Его схватила такая спазма, что я забыл даже о землетрясении, казалось, он уже не задышит вновь... Но уже совсем черный, он перевернулся на колени и как-то сумел встать, воздел руки к небу... В горле забулькало, захрипело, и он громко крикнул: "О, Аполлон!.." Он качался, но стоял. Потом повернулся к человеку, принесшему его, и сказал хрипло, но уже твердо: "Благодарю тебя, Сирий. Можешь идти". Тот посмотрел на меня - я кивнул, и он ушел. Я помог мальчику снова сесть, опустился на колени возле... Он еще не начал говорить, когда меня коснулся какой-то холод, но я решил, что это землетрясение подходит...

- Теперь молчи, - говорю, - а то снова начнется.

- Я могу умереть. Я боялся раньше... - Он говорил осторожно, обращаясь со своим голосом, как с загнанной лошадью; он был очень слаб. - Но если успею сказать, то я могу умереть. Ипполит... за что ты его проклял... это неправда!..

- Молчи, с этим покончено. Боги будут судить...

- Так пусть они услышат меня!.. Пусть они меня удушат, если я лгу!..

Глаза его расширились, он снова стал ловить воздух; потом задышал спокойно, но дальше говорил шепотом, чтоб сберечь силы. Так, должно быть, выглядят грабители в царской гробнице: бледные и говорят шепотом.

- Он сказал "нет". Это она просила его, она... - Его пальцы скребли землю, - ...в Афинах. Я слышал!..

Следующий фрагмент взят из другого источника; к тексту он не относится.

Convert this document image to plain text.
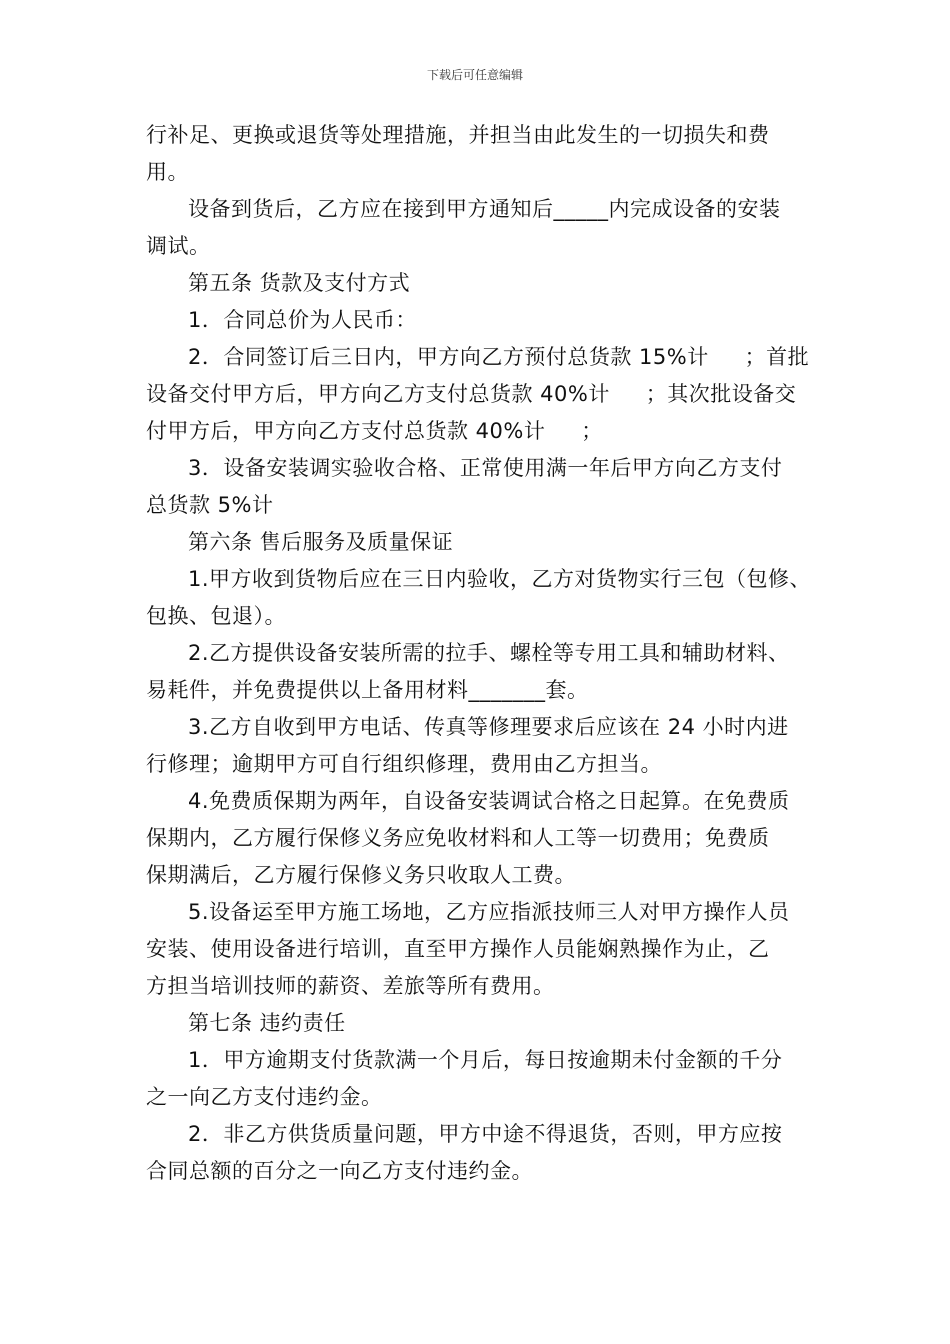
下载后可任意编辑
行补足、更换或退货等处理措施，并担当由此发生的一切损失和费
用。
设备到货后，乙方应在接到甲方通知后_____内完成设备的安装
调试。
第五条 货款及支付方式
1．合同总价为人民币：
2．合同签订后三日内，甲方向乙方预付总货款 15%计     ；首批
设备交付甲方后，甲方向乙方支付总货款 40%计     ；其次批设备交
付甲方后，甲方向乙方支付总货款 40%计     ；
3．设备安装调实验收合格、正常使用满一年后甲方向乙方支付
总货款 5%计
第六条 售后服务及质量保证
1.甲方收到货物后应在三日内验收，乙方对货物实行三包（包修、
包换、包退）。
2.乙方提供设备安装所需的拉手、螺栓等专用工具和辅助材料、
易耗件，并免费提供以上备用材料_______套。
3.乙方自收到甲方电话、传真等修理要求后应该在 24 小时内进
行修理；逾期甲方可自行组织修理，费用由乙方担当。
4.免费质保期为两年，自设备安装调试合格之日起算。在免费质
保期内，乙方履行保修义务应免收材料和人工等一切费用；免费质
保期满后，乙方履行保修义务只收取人工费。
5.设备运至甲方施工场地，乙方应指派技师三人对甲方操作人员
安装、使用设备进行培训，直至甲方操作人员能娴熟操作为止，乙
方担当培训技师的薪资、差旅等所有费用。
第七条 违约责任
1．甲方逾期支付货款满一个月后，每日按逾期未付金额的千分
之一向乙方支付违约金。
2．非乙方供货质量问题，甲方中途不得退货，否则，甲方应按
合同总额的百分之一向乙方支付违约金。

Я смотрел, не глядя, прямо перед собой; и знал - рана смертельна. Скоро придет боль, скоро пойдет кровь... Мальчик протянул ко мне руку, и я взял ее, хоть почти не думал о нем в тот момент. Только бог может понять, сколько выстрадал он, не просто сын - критянин, для которого мать - это бог на земле...

Он помолчал, потом воровской голос зашептал дальше:

- Я тогда чуть не умер. Я и его ненавидел за то, как он обозвал ее тогда... Но он сказал мне после: "Я был не прав, что рассердился. Ведь она доверилась мне..." Он пришел ко мне на другой день, когда я заболел, и сказал, что просит у меня прощения. И еще сказал: "Не бойся, Акам. Я не скажу ни отцу, ни кому другому на земле. Я бы поклялся тебе в этом, но клятва богу значит больше; а я дал обет Асклепия, который связывает человека до самой смерти".

У меня не хватило сил даже на то, чтобы попросить его "Хватит", и он продолжал:

- Понимаешь, это была тайна ее болезни, потому он должен был ее хранить.

Передо мной возник образ той женщины. В синяках, как рабыня, и страх тоже рабский, и рабская ложь... Если б ее рассказ был правдой - она исцарапала бы ему лицо, укусила бы его... Его рваная туника, вырванные волосы - это она тянула его к себе, а не отталкивала; синяки на плечах и шее были знаками не похоти его, а гнева - так лев ярится, видя решетки западни со всех сторон... Когда она закричала, он схватил и тряс ее в слепом бешенстве, забыв свою силу; но я-то, я - как я мог этого не понять?!